Case Report | Volume 5 | Issue 4 | JOCR Oct-Dec 2015 | Page 1-2| Ashok Shyam. DOI: 10.13107/jocr.2250-0685.330 .
Author: Ashok Shyam Editor – Journal of Orthopaedic Case Reports. Email: drashokshyam@yahoo.co.uk
In last 10 years our lives have been rattled by the full force arrival of web 2.0. Every aspect of our lives is been touched and changed. And as with every change, there are positive aspects as well as negative aspects of it. In the social sphere we are well aware of the positives and negatives. Instant connectivity and sharing of thoughts and ideas has been used in various ways. The Orthopaedic Research Group has used the connectivity to bring together thousands of orthopaedic surgeons who can freely interact among each other and discuss academia [1]. The online boom has also affected research and publication scenario and one of the best examples of this is our own Journal of Orthopaedic Case Reports (JOCR). I would like you to know that JOCR had no technical person behind it when it was started. We made our own webpage and we designed our own website. The manuscript software took many months to understand and implement, but then we could implement it and use it with success. The point I am trying to make is that when we started in 2011, it was possible, although difficult, for a non-technical team to start a journal. This is even easier today and that has led to rapid sprouting of online journals.

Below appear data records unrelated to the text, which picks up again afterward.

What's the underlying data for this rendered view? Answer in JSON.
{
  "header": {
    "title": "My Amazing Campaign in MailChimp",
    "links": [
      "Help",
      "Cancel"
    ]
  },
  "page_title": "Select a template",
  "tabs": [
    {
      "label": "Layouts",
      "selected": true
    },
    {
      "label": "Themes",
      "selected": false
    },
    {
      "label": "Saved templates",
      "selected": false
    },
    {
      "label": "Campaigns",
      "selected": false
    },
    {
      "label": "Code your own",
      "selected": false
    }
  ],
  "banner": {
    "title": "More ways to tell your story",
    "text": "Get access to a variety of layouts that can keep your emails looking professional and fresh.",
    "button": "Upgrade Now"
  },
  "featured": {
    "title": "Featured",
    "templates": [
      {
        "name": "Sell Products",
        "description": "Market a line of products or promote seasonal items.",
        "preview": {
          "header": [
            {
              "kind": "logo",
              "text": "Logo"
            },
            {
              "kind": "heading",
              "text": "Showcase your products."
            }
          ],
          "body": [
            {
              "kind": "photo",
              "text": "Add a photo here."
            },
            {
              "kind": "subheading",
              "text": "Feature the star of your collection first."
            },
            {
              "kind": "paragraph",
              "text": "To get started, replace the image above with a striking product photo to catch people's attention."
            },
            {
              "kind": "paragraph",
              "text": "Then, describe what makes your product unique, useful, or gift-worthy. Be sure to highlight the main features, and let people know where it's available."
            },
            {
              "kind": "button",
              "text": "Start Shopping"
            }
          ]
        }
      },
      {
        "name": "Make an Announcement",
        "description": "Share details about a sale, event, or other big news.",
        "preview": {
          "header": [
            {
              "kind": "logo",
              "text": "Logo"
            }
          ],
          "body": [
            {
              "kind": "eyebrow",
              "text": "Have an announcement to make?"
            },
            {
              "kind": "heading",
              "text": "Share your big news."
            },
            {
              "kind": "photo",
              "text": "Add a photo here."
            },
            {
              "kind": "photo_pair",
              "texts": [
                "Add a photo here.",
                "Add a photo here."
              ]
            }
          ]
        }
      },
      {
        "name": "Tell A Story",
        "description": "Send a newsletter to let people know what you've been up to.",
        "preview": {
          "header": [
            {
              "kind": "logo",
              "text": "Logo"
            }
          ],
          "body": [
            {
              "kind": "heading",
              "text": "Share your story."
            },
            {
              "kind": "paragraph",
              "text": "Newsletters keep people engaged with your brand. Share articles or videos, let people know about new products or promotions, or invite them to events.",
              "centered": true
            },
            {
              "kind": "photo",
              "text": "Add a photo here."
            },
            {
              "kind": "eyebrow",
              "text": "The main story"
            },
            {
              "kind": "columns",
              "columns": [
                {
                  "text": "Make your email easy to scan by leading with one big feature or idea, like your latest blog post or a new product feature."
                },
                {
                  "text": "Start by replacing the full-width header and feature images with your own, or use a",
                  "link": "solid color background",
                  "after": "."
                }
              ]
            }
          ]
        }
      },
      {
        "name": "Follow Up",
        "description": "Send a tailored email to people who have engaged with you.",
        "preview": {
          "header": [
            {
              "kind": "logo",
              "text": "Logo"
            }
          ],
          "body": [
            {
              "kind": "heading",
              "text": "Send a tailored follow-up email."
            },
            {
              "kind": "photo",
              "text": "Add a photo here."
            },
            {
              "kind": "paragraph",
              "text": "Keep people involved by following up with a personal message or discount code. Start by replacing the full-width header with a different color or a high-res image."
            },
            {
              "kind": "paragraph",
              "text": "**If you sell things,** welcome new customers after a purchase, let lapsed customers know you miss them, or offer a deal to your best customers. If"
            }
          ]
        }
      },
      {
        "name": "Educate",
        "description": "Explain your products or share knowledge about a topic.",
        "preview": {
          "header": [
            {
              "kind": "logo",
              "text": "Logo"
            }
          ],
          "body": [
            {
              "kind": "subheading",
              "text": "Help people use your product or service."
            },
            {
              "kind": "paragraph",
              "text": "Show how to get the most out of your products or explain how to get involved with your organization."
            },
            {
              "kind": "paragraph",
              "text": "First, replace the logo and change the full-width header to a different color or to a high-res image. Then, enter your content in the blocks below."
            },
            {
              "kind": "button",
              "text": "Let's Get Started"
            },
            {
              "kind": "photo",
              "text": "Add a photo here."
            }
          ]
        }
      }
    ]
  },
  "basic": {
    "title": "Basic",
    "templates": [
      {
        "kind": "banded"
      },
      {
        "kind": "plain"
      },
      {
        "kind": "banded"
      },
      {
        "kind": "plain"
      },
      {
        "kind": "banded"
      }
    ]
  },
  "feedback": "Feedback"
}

This fast growth in number of journals again has both its advantages and disadvantages. Earlier only select publishers had the expertise of starting a journal. This monopoly was broken by the online publishers who could now start journals independently. However this also led to growth of a new kind of academic fraud named “predatory Journal”. The name predatory journals is coined by Jeffrey Beall a librarian from University of Denver, Colorado [2]. I would recommend all our readers to go through his website www.scholarlyoa.com. I am sure a lot many of us are getting regular emails and invitations from many journals. These journals will claim to be indexed, will have and ISSN number and will also claim to have an impact factor (not a Thomas Reuter impact). The letter would state rapid review and promise to publish fast. The problem with these journals is that they lack any organised editorial process and are mainly focussed on the article processing fees. This allows a lot of inferior scientific material to be published. Also these journals are rarely indexed with standard indexing bodies and thus do not show up in an online search, making the article as good as non-existent. Another aspect is non-archiving of the articles externally, so if the journal website goes offline all the articles are effectively lost and never published. There are many more factors that constitute a ‘Predatory Journal’ and I would recommend reading few of these articles [3,4,5]. The problem is real and present [6]. Some argue that the predatory journal movement is more pro-for-profit publishers although there are always shades of grey to everything [7] and this should not deter us from recognising the dangers that predatory journals pose.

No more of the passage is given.